Praxisnahe Anwendung der Analysis in den Wirtschaftswissenschaften und Ausblick auf mehrdimensionale Funktionen.
Erklärung
1. Ökonomische Funktionen im Überblick
In der Wirtschaftswissenschaft beschreiben mathematische Funktionen grundlegende Zusammenhänge zwischen Produktionsmenge \( x \) (Ausbringungsmenge) und finanziellen Größen.
Kosten & Erlös
Kosten \( K(x) \): Ausgaben
Erlös \( E(x) \): Einnahmen durch Verkauf (\( E(x) = p \cdot x \))
Gewinnzone & Gewinnmaximum
Gewinn \( G(x) = E(x) - K(x) \)
Gewinnzone zwischen Gewinnschwelle und Gewinngrenze.
Marginale Größen (Grenzgrößen)
Grenzkosten \( K'(x) \): Zusätzliche Kosten bei Produktion einer weiteren Einheit.
2. Schlüsselbegriffe der Wirtschaftsanalyse
- Nutzenschwelle (Gewinnschwelle / Break-Even-Point): Der Punkt, ab dem die Erlöse die Kosten decken (\( G(x) = 0 \) bzw. \( E(x) = K(x) \)).
- Gewinngrenze: Obere Produktionsgrenze, ab der wieder Verluste entstehen.
- Gewinnmaximum: Das Maximum der Gewinnfunktion.
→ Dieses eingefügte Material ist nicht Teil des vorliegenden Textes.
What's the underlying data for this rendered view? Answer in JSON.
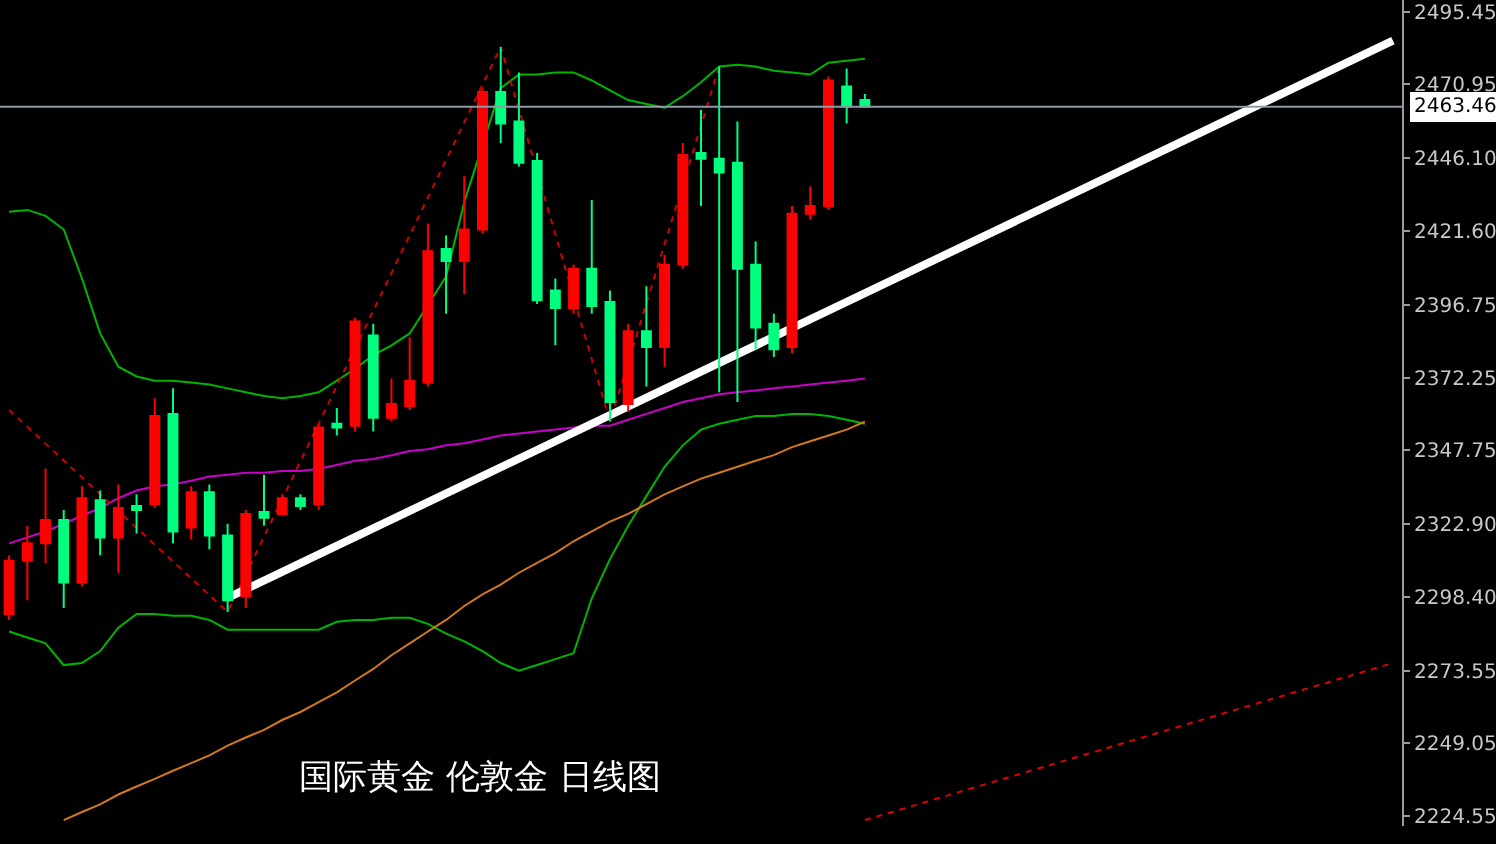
{
  "chart_data": {
    "type": "candlestick",
    "title": "国际黄金 伦敦金 日线图",
    "categories": [
      null,
      null,
      null,
      null,
      null,
      null,
      null,
      null,
      null,
      null,
      null,
      null,
      null,
      null,
      null,
      null,
      null,
      null,
      null,
      null,
      null,
      null,
      null,
      null,
      null,
      null,
      null,
      null,
      null,
      null,
      null,
      null,
      null,
      null,
      null,
      null,
      null,
      null,
      null,
      null,
      null,
      null,
      null,
      null,
      null,
      null,
      null,
      null,
      null,
      null,
      null,
      null,
      null,
      null,
      null,
      null,
      null,
      null,
      null,
      null,
      null,
      null,
      null,
      null,
      null,
      null,
      null,
      null,
      null,
      null,
      null,
      null,
      null,
      null,
      null,
      null,
      null
    ],
    "ohlc": [
      [
        2292.6,
        2312.4,
        2290.6,
        2310.5
      ],
      [
        2310.5,
        2322.3,
        2297.2,
        2316.4
      ],
      [
        2316.4,
        2341.5,
        2309.8,
        2324.3
      ],
      [
        2324.3,
        2327.6,
        2294.6,
        2303.2
      ],
      [
        2303.2,
        2335.6,
        2301.9,
        2331.6
      ],
      [
        2330.9,
        2334.2,
        2312.4,
        2318.4
      ],
      [
        2318.4,
        2336.2,
        2306.5,
        2328.3
      ],
      [
        2329.0,
        2332.9,
        2319.7,
        2327.6
      ],
      [
        2329.6,
        2365.3,
        2328.3,
        2359.3
      ],
      [
        2360.0,
        2368.6,
        2316.4,
        2320.4
      ],
      [
        2321.7,
        2335.6,
        2317.7,
        2333.6
      ],
      [
        2333.6,
        2336.2,
        2314.4,
        2319.0
      ],
      [
        2319.0,
        2323.0,
        2293.3,
        2297.2
      ],
      [
        2298.6,
        2327.6,
        2294.6,
        2326.3
      ],
      [
        2327.0,
        2339.5,
        2322.3,
        2325.0
      ],
      [
        2326.3,
        2332.9,
        2325.7,
        2331.6
      ],
      [
        2331.6,
        2332.9,
        2327.6,
        2329.0
      ],
      [
        2329.6,
        2356.7,
        2327.6,
        2355.4
      ],
      [
        2356.7,
        2362.0,
        2352.7,
        2355.4
      ],
      [
        2356.0,
        2392.4,
        2354.1,
        2391.1
      ],
      [
        2386.4,
        2390.4,
        2354.1,
        2358.7
      ],
      [
        2358.7,
        2371.9,
        2357.4,
        2363.3
      ],
      [
        2362.7,
        2385.8,
        2361.3,
        2371.2
      ],
      [
        2370.6,
        2424.1,
        2369.2,
        2414.8
      ],
      [
        2415.5,
        2420.1,
        2393.7,
        2411.5
      ],
      [
        2411.5,
        2440.0,
        2400.3,
        2422.1
      ],
      [
        2422.1,
        2469.7,
        2420.8,
        2468.4
      ],
      [
        2468.4,
        2483.6,
        2451.2,
        2457.8
      ],
      [
        2458.5,
        2475.0,
        2443.3,
        2444.6
      ],
      [
        2445.2,
        2447.9,
        2397.0,
        2398.3
      ],
      [
        2401.6,
        2405.6,
        2383.1,
        2395.7
      ],
      [
        2395.7,
        2410.2,
        2393.7,
        2408.9
      ],
      [
        2408.9,
        2432.0,
        2393.7,
        2396.3
      ],
      [
        2397.7,
        2401.6,
        2357.4,
        2364.0
      ],
      [
        2363.3,
        2390.4,
        2360.7,
        2387.8
      ],
      [
        2387.8,
        2403.0,
        2369.2,
        2382.5
      ],
      [
        2382.5,
        2413.5,
        2375.9,
        2410.2
      ],
      [
        2410.2,
        2451.2,
        2408.9,
        2447.2
      ],
      [
        2447.9,
        2462.4,
        2430.0,
        2445.9
      ],
      [
        2445.9,
        2477.0,
        2367.3,
        2441.3
      ],
      [
        2444.6,
        2458.5,
        2364.0,
        2408.9
      ],
      [
        2410.2,
        2418.1,
        2381.8,
        2389.1
      ],
      [
        2390.4,
        2393.7,
        2379.2,
        2381.8
      ],
      [
        2382.5,
        2430.0,
        2380.5,
        2427.4
      ],
      [
        2427.4,
        2436.6,
        2425.4,
        2430.0
      ],
      [
        2430.0,
        2473.6,
        2428.7,
        2472.3
      ],
      [
        2470.3,
        2476.3,
        2457.8,
        2463.5
      ],
      [
        2465.7,
        2467.7,
        2463.1,
        2463.46
      ],
      null,
      null,
      null,
      null,
      null,
      null,
      null,
      null,
      null,
      null,
      null,
      null,
      null,
      null,
      null,
      null,
      null,
      null,
      null,
      null,
      null,
      null,
      null,
      null,
      null,
      null,
      null,
      null,
      null
    ],
    "colors": [
      "#ff0000",
      "#ff0000",
      "#ff0000",
      "#00ff7f",
      "#ff0000",
      "#00ff7f",
      "#ff0000",
      "#00ff7f",
      "#ff0000",
      "#00ff7f",
      "#ff0000",
      "#00ff7f",
      "#00ff7f",
      "#ff0000",
      "#00ff7f",
      "#ff0000",
      "#00ff7f",
      "#ff0000",
      "#00ff7f",
      "#ff0000",
      "#00ff7f",
      "#ff0000",
      "#ff0000",
      "#ff0000",
      "#00ff7f",
      "#ff0000",
      "#ff0000",
      "#00ff7f",
      "#00ff7f",
      "#00ff7f",
      "#00ff7f",
      "#ff0000",
      "#00ff7f",
      "#00ff7f",
      "#ff0000",
      "#00ff7f",
      "#ff0000",
      "#ff0000",
      "#00ff7f",
      "#00ff7f",
      "#00ff7f",
      "#00ff7f",
      "#00ff7f",
      "#ff0000",
      "#ff0000",
      "#ff0000",
      "#00ff7f",
      "#00ff7f",
      null,
      null,
      null,
      null,
      null,
      null,
      null,
      null,
      null,
      null,
      null,
      null,
      null,
      null,
      null,
      null,
      null,
      null,
      null,
      null,
      null,
      null,
      null,
      null,
      null,
      null,
      null,
      null,
      null
    ],
    "series": [
      {
        "type": "line",
        "color": "#00b400",
        "values": [
          2428.1,
          2428.7,
          2426.7,
          2422.1,
          2405.6,
          2387.1,
          2375.9,
          2372.6,
          2371.2,
          2371.2,
          2370.6,
          2369.9,
          2368.6,
          2367.3,
          2366.0,
          2365.3,
          2366.0,
          2367.3,
          2371.2,
          2375.2,
          2379.8,
          2383.1,
          2387.1,
          null,
          2406.3,
          2431.4,
          null,
          2469.7,
          2474.3,
          2474.3,
          2475.0,
          2475.0,
          2472.3,
          2469.0,
          2465.7,
          2464.4,
          2463.1,
          2467.0,
          2471.7,
          2477.0,
          2477.6,
          2477.0,
          2475.6,
          2475.0,
          2474.3,
          2478.3,
          2478.9,
          2479.6,
          null,
          null,
          null,
          null,
          null,
          null,
          null,
          null,
          null,
          null,
          null,
          null,
          null,
          null,
          null,
          null,
          null,
          null,
          null,
          null,
          null,
          null,
          null,
          null,
          null,
          null,
          null,
          null,
          null
        ]
      },
      {
        "type": "line",
        "color": "#00b400",
        "values": [
          2286.7,
          2284.7,
          2282.7,
          2275.4,
          2276.1,
          2280.1,
          2288.0,
          2292.6,
          2292.6,
          2292.0,
          2292.0,
          2290.6,
          2287.3,
          2287.3,
          2287.3,
          2287.3,
          2287.3,
          2287.3,
          2290.0,
          2290.6,
          2290.6,
          2291.3,
          2291.3,
          2289.3,
          2286.0,
          2283.4,
          2280.1,
          2276.1,
          2273.5,
          2275.4,
          2277.4,
          2279.4,
          2297.9,
          2311.1,
          2322.3,
          2332.3,
          2342.2,
          2349.4,
          2354.7,
          2356.7,
          2358.0,
          2359.3,
          2359.3,
          2360.0,
          2360.0,
          2359.3,
          2358.0,
          2356.7,
          null,
          null,
          null,
          null,
          null,
          null,
          null,
          null,
          null,
          null,
          null,
          null,
          null,
          null,
          null,
          null,
          null,
          null,
          null,
          null,
          null,
          null,
          null,
          null,
          null,
          null,
          null,
          null,
          null
        ]
      },
      {
        "type": "line",
        "color": "#c800c8",
        "values": [
          2316.4,
          2318.4,
          2320.4,
          2323.0,
          2325.7,
          2328.3,
          2331.6,
          2334.2,
          2335.6,
          2336.2,
          2337.5,
          2338.9,
          2339.5,
          2340.2,
          2340.2,
          2340.8,
          2340.8,
          2341.5,
          2342.8,
          2344.2,
          2344.8,
          2346.1,
          2347.5,
          2348.1,
          2349.4,
          2350.1,
          2351.4,
          2352.7,
          2353.4,
          2354.1,
          2354.7,
          2355.4,
          2356.0,
          2356.0,
          2358.0,
          2360.0,
          2362.0,
          2364.0,
          2365.3,
          2366.6,
          2367.3,
          2367.9,
          2368.6,
          2369.2,
          2369.9,
          2370.6,
          2371.2,
          2371.9,
          null,
          null,
          null,
          null,
          null,
          null,
          null,
          null,
          null,
          null,
          null,
          null,
          null,
          null,
          null,
          null,
          null,
          null,
          null,
          null,
          null,
          null,
          null,
          null,
          null,
          null,
          null,
          null,
          null
        ]
      },
      {
        "type": "line",
        "color": "#d2781e",
        "values": [
          null,
          null,
          null,
          2223.2,
          2225.9,
          2228.5,
          2231.8,
          2234.5,
          2237.1,
          2239.8,
          2242.4,
          2245.0,
          2248.3,
          2251.0,
          2253.6,
          2256.9,
          2259.6,
          2262.9,
          2266.2,
          2270.2,
          2274.1,
          2278.7,
          2282.7,
          2286.7,
          2290.6,
          2295.3,
          2299.2,
          2302.5,
          2306.5,
          2309.8,
          2313.1,
          2317.1,
          2320.4,
          2323.7,
          2326.3,
          2329.6,
          2332.9,
          2335.6,
          2338.2,
          2340.2,
          2342.2,
          2344.2,
          2346.1,
          2348.8,
          2350.8,
          2352.7,
          2354.7,
          2357.4,
          null,
          null,
          null,
          null,
          null,
          null,
          null,
          null,
          null,
          null,
          null,
          null,
          null,
          null,
          null,
          null,
          null,
          null,
          null,
          null,
          null,
          null,
          null,
          null,
          null,
          null,
          null,
          null,
          null
        ]
      },
      {
        "type": "line",
        "color": "#d00000",
        "line_style": "dotted",
        "values": [
          2361.3,
          null,
          null,
          null,
          null,
          null,
          null,
          null,
          null,
          null,
          null,
          null,
          2293.3,
          null,
          null,
          null,
          null,
          null,
          null,
          null,
          null,
          null,
          null,
          null,
          null,
          null,
          null,
          2483.6,
          null,
          null,
          null,
          null,
          null,
          2357.4,
          null,
          null,
          null,
          null,
          null,
          2477.0,
          null,
          null,
          null,
          null,
          null,
          null,
          null,
          null,
          null,
          null,
          null,
          null,
          null,
          null,
          null,
          null,
          null,
          null,
          null,
          null,
          null,
          null,
          null,
          null,
          null,
          null,
          null,
          null,
          null,
          null,
          null,
          null,
          null,
          null,
          null,
          null,
          null
        ]
      },
      {
        "type": "line",
        "color": "#ffffff",
        "values": [
          null,
          null,
          null,
          null,
          null,
          null,
          null,
          null,
          null,
          null,
          null,
          null,
          2298.0,
          null,
          null,
          null,
          null,
          null,
          null,
          null,
          null,
          null,
          null,
          null,
          null,
          null,
          null,
          null,
          null,
          null,
          null,
          null,
          null,
          null,
          null,
          null,
          null,
          null,
          null,
          null,
          null,
          null,
          null,
          null,
          null,
          null,
          null,
          null,
          null,
          null,
          null,
          null,
          null,
          null,
          null,
          null,
          null,
          null,
          null,
          null,
          null,
          null,
          null,
          null,
          null,
          null,
          null,
          null,
          null,
          null,
          null,
          null,
          null,
          null,
          null,
          null,
          2485.7
        ]
      },
      {
        "type": "line",
        "color": "#e00000",
        "line_style": "dotted",
        "values": [
          null,
          null,
          null,
          null,
          null,
          null,
          null,
          null,
          null,
          null,
          null,
          null,
          null,
          null,
          null,
          null,
          null,
          null,
          null,
          null,
          null,
          null,
          null,
          null,
          null,
          null,
          null,
          null,
          null,
          null,
          null,
          null,
          null,
          null,
          null,
          null,
          null,
          null,
          null,
          null,
          null,
          null,
          null,
          null,
          null,
          null,
          null,
          2223.2,
          null,
          null,
          null,
          null,
          null,
          null,
          null,
          null,
          null,
          null,
          null,
          null,
          null,
          null,
          null,
          null,
          null,
          null,
          null,
          null,
          null,
          null,
          null,
          null,
          null,
          null,
          null,
          null,
          2276.1
        ]
      }
    ],
    "ylim": [
      2221.2,
      2499.4
    ],
    "yticks": [
      2495.45,
      2470.95,
      {
        "value": 2446.1,
        "label": "2446.10"
      },
      {
        "value": 2421.6,
        "label": "2421.60"
      },
      2396.75,
      2372.25,
      2347.75,
      {
        "value": 2322.9,
        "label": "2322.90"
      },
      {
        "value": 2298.4,
        "label": "2298.40"
      },
      2273.55,
      2249.05,
      2224.55
    ],
    "ref_lines": [
      {
        "axis": "y",
        "value": 2463.46,
        "label": "2463.46",
        "color": "#8c9aa8"
      }
    ],
    "tick_labels": "y",
    "grid": false,
    "legend": false
  }
}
Notwendiges Kriterium: \( G'(x) = 0 \implies E'(x) = K'(x) \) (Grenzerlös = Grenzkosten).
- Betriebsoptimum: Produktionsmenge mit den geringsten Stückkosten \( k(x) = \frac{K(x)}{x} \).
3. Musterbeispiel: Ökonomische Kurvendiskussion
Gegeben:
Kostenfunktion: \( K(x) = x^3 - 6x^2 + 15x + 10 \)
Verkaufspreis pro Stück: \( p = 10 \quad \implies \text{Erlösfunktion: } E(x) = 10x \)
- Gewinnfunktion aufstellen:
\( G(x) = E(x) - K(x) = 10x - (x^3 - 6x^2 + 15x + 10) \)
\( \mathbf{G(x) = -x^3 + 6x^2 - 5x - 10} \) - Grenzgewinnfunktion bilden:
\( G'(x) = -3x^2 + 12x - 5 \) - Gewinnmaximale Produktionsmenge bestimmen:
Notwendiges Kriterium: \( G'(x) = 0 \implies -3x^2 + 12x - 5 = 0 \)
Lösen via Quadratischer Ergänzung oder pq-Formel:
\( x^2 - 4x + \frac{5}{3} = 0 \implies x_{1,2} = 2 \pm \sqrt{4 - \frac{5}{3}} = 2 \pm \sqrt{\frac{7}{3}} \approx 2 \pm 1{,}53 \)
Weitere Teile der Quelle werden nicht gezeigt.